# Balance



## Lisa (Feb 23, 2006)

I have a horrible sense of balance that I would love to help correct somehow.  Now that I am shooting competitively, I find when I raise my rifle and set my sights on the target, I am weaving back and forth.  I know some of it has to do with my lack of experience, some with the lack of equipment I am not using but I know my sense of balance is out.

Are there exercises and/or methods of improving ones balance?  What does your school or what do you do on your own to help improve your balance?


----------



## terryl965 (Feb 23, 2006)

Balance Ball and Balance stands, I know will help, I have used them in the past and they worked great for me.
Terry


----------



## OnlyAnEgg (Feb 23, 2006)

I practice a stance for balance: I bend at the knees slightly and place my left foot behind my right knee.  Extend my arms straight out and then bring my hands in to a prayer position.  I do this right and left.

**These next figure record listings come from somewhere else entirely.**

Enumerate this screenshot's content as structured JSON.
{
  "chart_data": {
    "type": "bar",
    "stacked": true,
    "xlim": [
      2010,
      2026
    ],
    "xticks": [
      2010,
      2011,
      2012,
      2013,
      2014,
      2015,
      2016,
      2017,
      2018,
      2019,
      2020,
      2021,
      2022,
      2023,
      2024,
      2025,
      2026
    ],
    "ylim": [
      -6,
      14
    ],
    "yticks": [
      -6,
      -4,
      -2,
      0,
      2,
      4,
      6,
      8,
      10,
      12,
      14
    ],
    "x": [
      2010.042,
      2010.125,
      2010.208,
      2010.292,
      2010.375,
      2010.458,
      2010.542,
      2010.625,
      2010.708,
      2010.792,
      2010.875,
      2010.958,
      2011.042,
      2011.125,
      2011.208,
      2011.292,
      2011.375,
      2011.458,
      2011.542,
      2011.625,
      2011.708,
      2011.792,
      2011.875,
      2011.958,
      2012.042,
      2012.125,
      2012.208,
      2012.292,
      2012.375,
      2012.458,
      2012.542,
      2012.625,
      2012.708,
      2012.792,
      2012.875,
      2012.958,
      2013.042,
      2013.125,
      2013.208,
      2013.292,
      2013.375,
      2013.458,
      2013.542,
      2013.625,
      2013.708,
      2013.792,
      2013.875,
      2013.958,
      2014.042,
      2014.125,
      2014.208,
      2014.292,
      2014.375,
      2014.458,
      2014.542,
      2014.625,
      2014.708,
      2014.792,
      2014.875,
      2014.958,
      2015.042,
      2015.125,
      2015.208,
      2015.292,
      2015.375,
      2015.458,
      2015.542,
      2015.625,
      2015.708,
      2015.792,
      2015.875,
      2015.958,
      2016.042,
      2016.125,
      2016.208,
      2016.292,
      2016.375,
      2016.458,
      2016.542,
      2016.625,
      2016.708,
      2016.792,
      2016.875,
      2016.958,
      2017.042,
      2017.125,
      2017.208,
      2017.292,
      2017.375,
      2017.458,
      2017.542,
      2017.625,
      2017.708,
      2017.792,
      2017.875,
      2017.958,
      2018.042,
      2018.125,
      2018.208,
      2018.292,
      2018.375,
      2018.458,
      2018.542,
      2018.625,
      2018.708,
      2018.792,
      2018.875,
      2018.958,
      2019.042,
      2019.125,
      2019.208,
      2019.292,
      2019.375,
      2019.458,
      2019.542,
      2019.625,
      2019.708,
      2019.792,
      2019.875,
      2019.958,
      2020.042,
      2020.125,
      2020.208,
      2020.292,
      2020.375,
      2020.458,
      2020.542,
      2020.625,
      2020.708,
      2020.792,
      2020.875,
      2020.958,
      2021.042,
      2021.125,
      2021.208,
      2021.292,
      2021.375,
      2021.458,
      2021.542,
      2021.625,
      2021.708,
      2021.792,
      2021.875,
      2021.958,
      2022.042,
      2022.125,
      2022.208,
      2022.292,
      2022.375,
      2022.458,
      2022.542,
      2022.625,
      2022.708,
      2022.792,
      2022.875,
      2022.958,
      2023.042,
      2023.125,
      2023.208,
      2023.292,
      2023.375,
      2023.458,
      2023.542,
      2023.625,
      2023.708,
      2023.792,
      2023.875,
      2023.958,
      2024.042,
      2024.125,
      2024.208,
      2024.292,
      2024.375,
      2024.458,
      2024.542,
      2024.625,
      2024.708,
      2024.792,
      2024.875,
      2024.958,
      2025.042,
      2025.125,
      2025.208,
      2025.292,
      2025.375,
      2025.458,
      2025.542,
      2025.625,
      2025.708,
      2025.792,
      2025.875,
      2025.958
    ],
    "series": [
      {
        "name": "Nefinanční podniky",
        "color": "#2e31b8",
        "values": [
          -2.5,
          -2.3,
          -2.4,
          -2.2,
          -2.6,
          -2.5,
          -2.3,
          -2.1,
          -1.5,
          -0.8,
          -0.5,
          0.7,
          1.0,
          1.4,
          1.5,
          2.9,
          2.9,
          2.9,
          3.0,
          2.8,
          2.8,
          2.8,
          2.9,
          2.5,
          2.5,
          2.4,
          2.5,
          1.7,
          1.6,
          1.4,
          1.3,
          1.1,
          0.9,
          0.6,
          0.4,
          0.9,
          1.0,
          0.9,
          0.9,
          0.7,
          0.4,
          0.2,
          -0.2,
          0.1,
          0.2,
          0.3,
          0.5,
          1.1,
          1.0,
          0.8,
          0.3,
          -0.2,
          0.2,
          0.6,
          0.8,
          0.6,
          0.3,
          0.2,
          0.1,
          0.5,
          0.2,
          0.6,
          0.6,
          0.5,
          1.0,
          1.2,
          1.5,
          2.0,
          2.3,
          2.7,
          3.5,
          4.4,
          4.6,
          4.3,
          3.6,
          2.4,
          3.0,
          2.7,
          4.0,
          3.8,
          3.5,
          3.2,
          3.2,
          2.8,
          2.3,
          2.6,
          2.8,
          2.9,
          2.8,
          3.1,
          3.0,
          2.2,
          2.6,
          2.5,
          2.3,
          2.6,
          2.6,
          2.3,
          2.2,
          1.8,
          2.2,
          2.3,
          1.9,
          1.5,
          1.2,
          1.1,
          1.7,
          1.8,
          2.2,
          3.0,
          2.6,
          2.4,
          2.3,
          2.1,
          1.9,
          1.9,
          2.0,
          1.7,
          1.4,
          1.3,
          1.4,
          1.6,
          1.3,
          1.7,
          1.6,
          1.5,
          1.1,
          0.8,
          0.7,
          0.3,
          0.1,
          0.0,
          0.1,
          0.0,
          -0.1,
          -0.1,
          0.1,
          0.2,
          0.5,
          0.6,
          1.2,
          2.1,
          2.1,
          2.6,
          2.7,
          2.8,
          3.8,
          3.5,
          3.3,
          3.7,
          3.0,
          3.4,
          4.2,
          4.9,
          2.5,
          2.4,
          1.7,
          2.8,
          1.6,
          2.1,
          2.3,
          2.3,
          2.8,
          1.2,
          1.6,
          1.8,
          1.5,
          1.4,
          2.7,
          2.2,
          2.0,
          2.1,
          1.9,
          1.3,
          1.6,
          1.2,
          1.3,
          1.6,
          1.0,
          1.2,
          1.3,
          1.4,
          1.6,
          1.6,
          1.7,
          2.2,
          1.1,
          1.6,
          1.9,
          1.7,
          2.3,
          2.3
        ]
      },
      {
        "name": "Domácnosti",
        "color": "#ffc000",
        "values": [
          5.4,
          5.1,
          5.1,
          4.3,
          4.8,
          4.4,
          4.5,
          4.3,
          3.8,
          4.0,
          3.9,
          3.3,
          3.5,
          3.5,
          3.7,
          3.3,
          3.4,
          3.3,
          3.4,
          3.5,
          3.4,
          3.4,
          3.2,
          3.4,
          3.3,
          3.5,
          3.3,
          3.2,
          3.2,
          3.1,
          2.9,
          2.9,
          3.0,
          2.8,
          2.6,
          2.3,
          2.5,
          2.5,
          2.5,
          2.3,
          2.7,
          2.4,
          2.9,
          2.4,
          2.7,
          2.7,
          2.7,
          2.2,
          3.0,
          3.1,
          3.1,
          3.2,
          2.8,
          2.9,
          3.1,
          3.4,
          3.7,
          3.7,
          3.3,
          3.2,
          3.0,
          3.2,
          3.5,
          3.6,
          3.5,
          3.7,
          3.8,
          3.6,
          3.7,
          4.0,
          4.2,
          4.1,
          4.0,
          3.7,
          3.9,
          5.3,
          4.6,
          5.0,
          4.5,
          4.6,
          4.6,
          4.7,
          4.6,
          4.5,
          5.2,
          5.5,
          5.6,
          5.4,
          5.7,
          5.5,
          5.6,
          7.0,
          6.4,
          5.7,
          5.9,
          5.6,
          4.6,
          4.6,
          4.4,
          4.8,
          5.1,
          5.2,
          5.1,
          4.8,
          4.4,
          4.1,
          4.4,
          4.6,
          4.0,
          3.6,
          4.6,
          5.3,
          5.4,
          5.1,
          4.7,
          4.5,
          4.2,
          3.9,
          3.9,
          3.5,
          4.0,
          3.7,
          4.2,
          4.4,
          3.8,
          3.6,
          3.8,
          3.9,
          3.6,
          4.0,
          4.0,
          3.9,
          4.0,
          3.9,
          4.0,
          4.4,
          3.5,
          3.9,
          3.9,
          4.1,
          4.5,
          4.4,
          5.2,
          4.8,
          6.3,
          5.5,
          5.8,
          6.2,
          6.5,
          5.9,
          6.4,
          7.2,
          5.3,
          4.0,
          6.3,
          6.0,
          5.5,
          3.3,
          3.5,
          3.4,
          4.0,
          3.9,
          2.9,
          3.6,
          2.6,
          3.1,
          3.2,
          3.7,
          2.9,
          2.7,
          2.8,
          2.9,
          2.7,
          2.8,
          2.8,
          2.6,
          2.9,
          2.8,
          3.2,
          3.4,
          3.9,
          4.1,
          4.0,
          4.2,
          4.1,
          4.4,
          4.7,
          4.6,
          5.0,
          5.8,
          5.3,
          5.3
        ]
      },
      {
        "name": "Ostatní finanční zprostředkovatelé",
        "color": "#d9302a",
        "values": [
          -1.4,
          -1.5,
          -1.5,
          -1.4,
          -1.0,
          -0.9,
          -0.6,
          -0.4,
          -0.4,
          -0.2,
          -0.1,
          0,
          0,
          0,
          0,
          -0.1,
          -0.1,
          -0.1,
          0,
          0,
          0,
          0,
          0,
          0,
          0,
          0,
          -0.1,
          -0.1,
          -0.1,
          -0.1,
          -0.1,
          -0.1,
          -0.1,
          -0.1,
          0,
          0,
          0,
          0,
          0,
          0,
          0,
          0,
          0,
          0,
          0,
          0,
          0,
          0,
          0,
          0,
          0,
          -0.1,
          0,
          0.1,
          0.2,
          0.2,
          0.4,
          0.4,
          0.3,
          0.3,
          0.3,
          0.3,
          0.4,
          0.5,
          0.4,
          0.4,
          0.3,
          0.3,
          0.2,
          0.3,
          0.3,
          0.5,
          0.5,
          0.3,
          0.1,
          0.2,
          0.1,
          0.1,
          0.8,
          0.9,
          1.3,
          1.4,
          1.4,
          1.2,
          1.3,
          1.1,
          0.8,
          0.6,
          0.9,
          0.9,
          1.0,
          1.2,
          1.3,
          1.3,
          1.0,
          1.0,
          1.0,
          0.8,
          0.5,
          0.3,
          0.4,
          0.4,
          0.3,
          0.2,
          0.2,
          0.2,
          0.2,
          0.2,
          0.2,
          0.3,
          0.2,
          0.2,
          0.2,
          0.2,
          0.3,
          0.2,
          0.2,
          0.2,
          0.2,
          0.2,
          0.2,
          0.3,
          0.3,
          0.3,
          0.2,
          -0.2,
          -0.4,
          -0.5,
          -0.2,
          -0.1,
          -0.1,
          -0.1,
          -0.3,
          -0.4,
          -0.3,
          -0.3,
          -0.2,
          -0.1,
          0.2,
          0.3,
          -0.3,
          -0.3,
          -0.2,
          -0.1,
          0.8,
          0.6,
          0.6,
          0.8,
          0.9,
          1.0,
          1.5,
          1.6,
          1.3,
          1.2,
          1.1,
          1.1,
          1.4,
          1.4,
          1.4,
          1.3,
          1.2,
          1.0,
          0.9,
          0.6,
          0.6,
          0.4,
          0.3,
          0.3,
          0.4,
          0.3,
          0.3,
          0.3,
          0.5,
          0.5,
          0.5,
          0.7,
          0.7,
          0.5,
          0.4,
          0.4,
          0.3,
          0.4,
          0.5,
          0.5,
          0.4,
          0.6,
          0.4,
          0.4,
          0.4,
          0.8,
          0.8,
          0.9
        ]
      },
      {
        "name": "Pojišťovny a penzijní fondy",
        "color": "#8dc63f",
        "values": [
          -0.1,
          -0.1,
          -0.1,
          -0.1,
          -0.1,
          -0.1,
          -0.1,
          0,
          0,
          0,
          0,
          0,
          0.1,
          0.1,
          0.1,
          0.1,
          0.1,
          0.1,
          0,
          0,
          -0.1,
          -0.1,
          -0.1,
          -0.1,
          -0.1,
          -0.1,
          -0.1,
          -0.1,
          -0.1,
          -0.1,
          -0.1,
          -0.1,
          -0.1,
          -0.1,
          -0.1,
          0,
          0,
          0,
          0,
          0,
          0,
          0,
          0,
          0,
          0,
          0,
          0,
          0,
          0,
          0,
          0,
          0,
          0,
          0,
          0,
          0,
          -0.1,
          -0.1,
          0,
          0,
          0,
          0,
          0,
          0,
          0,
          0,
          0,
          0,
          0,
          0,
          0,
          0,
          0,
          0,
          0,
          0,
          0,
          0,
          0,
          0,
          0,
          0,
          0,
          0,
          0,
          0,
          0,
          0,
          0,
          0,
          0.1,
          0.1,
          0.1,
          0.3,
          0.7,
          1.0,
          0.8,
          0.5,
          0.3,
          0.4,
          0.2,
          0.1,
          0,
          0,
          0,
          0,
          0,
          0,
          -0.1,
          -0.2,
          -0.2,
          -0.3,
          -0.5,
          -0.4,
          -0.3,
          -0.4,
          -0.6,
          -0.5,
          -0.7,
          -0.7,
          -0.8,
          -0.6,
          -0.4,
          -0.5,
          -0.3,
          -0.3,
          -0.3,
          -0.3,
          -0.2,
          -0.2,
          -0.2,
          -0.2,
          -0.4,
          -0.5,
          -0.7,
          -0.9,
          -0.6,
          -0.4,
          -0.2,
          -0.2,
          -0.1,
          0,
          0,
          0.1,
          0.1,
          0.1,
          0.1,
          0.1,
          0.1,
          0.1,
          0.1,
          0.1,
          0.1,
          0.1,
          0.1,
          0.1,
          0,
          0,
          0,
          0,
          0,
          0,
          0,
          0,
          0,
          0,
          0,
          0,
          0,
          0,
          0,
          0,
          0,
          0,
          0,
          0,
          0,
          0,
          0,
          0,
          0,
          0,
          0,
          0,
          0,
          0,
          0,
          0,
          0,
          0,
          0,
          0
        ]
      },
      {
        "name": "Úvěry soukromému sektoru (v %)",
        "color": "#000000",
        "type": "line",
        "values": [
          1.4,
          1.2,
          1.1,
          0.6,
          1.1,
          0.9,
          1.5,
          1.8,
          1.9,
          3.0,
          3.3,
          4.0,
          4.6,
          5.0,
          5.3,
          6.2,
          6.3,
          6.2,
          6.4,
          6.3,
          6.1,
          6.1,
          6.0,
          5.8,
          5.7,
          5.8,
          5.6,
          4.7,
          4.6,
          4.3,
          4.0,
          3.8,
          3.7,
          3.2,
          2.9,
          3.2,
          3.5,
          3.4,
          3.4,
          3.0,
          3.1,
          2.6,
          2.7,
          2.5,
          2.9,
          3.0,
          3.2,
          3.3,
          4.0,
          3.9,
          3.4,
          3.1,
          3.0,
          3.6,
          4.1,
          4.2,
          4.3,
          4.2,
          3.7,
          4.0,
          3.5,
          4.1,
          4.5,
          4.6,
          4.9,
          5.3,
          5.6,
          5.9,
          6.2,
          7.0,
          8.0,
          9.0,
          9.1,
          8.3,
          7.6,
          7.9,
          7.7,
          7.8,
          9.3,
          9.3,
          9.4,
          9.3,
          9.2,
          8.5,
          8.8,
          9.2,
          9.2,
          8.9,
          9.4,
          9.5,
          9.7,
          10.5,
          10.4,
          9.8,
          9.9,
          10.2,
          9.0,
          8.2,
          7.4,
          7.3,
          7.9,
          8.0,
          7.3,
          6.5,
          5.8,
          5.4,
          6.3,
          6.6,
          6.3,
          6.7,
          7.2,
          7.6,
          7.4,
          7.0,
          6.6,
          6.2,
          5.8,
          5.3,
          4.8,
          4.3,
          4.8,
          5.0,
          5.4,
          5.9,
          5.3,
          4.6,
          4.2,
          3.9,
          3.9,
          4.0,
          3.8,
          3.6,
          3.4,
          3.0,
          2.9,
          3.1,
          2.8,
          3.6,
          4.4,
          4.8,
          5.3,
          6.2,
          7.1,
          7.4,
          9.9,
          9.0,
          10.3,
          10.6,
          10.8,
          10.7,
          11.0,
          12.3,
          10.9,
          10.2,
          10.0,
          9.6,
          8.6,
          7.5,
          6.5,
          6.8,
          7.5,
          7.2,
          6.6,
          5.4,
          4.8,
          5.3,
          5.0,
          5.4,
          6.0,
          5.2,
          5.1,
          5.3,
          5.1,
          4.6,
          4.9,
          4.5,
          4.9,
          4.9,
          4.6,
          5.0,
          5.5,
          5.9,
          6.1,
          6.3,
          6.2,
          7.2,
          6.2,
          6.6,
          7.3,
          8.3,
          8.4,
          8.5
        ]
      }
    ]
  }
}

Also, I practice kicks in stop motion, slowly.  This helps, as well.


----------



## rutherford (Feb 23, 2006)

Some good stuff in both of these for general balance and balance in motion:

http://www.martialtalk.com/forum/showthread.php?t=30510

http://www.martialtalk.com/forum/showthread.php?t=11570

Seems like you might be after a more specific sort of balance.  I don't know much about shooting.


----------